Annual Percentage Rate (RPMN)
RPMN is a number that is not equal to the annual interest rate. The RPMN is usually higher than interest and indicates how much additional funds a consumer has to pay when borrowing money from either the bank or non-bank. This is an interest rate that includes interest, which is converted into one calendar year, and takes into account not only the interest we pay on the loan or loan, but also any fees charged by the lending company. However, sanctions for non-fulfillment of debt obligations, such as reminders, are usually not included in the APR calculation. Ideally, the interest rate should match the RPMN. This would mean that there are no additional charges associated with the loan. However, this situation is not common in practice.

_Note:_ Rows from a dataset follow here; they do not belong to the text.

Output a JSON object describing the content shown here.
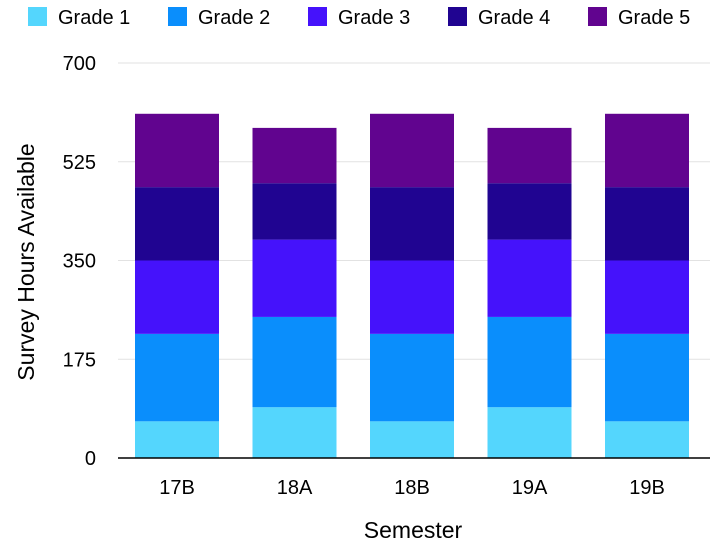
{
  "chart_data": {
    "type": "bar",
    "stacked": true,
    "categories": [
      "17B",
      "18A",
      "18B",
      "19A",
      "19B"
    ],
    "series": [
      {
        "name": "Grade 1",
        "color": "#54d6fd",
        "values": [
          65,
          90,
          65,
          90,
          65
        ]
      },
      {
        "name": "Grade 2",
        "color": "#0a8efc",
        "values": [
          155,
          160,
          155,
          160,
          155
        ]
      },
      {
        "name": "Grade 3",
        "color": "#4512fb",
        "values": [
          130,
          137,
          130,
          137,
          130
        ]
      },
      {
        "name": "Grade 4",
        "color": "#200491",
        "values": [
          130,
          100,
          130,
          100,
          130
        ]
      },
      {
        "name": "Grade 5",
        "color": "#61048f",
        "values": [
          130,
          98,
          130,
          98,
          130
        ]
      }
    ],
    "xlabel": "Semester",
    "ylabel": "Survey Hours Available",
    "ylim": [
      0,
      700
    ],
    "yticks": [
      0,
      175,
      350,
      525,
      700
    ],
    "grid": true,
    "legend_position": "top"
  }
}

RPMN in Credit Adviser Euro
The annual Credit Adviser interest that is presented to you is at the same amount as the APR and you can accurately re-calculate how much the loan will cost you (if all terms and conditions are met). See what you can borrow through Credit Adviser Euro, as at website
Factors affecting RPMN
– the amount of loan or loan provided
– payment term
– Amount of costs (installments and fees related to the loan)
– information on the amount of installments and possible further payments
– Information on the maturity of each installment and others
In most cases, it can be concluded that the lower the RPMN, the more advantageous the loan. However, this is not always the case. This relationship applies only if there are two loans with identical terms, ie the same loan / loan amount and the same maturity.